A mediados del siglo XVIII, Benjamin Franklin fue delegado de la América colonial y pasó mucho tiempo viajando a Londres y París. Durante este periodo, era muy popular y entretenido que los músicos aficionados tocaran con vasos musicales. Franklin asistió a uno de estos conciertos y quedó fascinado por la belleza del sonido. Casi de inmediato, se puso a trabajar aplicando los principios de la técnica de tocar con los dedos mojados sobre el cristal a su propia creación musical.

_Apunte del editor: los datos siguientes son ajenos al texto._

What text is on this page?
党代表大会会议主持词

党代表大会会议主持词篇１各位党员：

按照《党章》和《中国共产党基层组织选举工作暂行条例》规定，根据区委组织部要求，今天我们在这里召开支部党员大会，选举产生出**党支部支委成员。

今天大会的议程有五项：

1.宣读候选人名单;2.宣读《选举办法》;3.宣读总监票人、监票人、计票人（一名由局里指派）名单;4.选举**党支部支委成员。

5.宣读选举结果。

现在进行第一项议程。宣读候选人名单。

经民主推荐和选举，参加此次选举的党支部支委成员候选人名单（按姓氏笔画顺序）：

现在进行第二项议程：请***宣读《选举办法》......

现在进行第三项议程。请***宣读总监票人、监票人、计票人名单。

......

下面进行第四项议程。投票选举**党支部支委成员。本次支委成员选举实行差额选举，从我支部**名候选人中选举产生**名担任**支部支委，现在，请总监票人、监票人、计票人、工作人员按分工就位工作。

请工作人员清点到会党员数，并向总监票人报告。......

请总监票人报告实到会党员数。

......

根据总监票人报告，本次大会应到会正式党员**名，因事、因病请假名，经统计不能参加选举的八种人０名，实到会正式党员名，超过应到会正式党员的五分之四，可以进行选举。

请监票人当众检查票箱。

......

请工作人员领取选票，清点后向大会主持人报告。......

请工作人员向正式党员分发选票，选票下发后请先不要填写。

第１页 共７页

Ben Franklin completó su armónica de cristal en 1761. No se limitó a perfeccionar la idea de los vasos musicales, que se tocaban de forma muy parecida a como lo hacen hoy en la mesa, donde las notas dependían de la cantidad de agua en el vaso. Más bien, Franklin hizo posible la creación de acordes y melodías alegres con su nuevo instrumento.
En colaboración con un soplador de vidrio en Londres, Franklin fabricó varias docenas de cuencos de vidrio, afinados según su tamaño y forma, y encajados uno dentro del otro con corcho. Cada cuenco tenía el tamaño y grosor precisos para producir el tono deseado sin necesidad de llenarlo con agua. Franklin también los pintó, asignando un color diferente a cada nota. Se hizo un agujero en el centro de cada cuenco, por donde pasaba una varilla de hierro. Esta varilla estaba unida a una rueda que se hacía girar con un pedal. Al tocar el borde de los cuencos giratorios con los dedos humedecidos, se producían los sonidos musicales.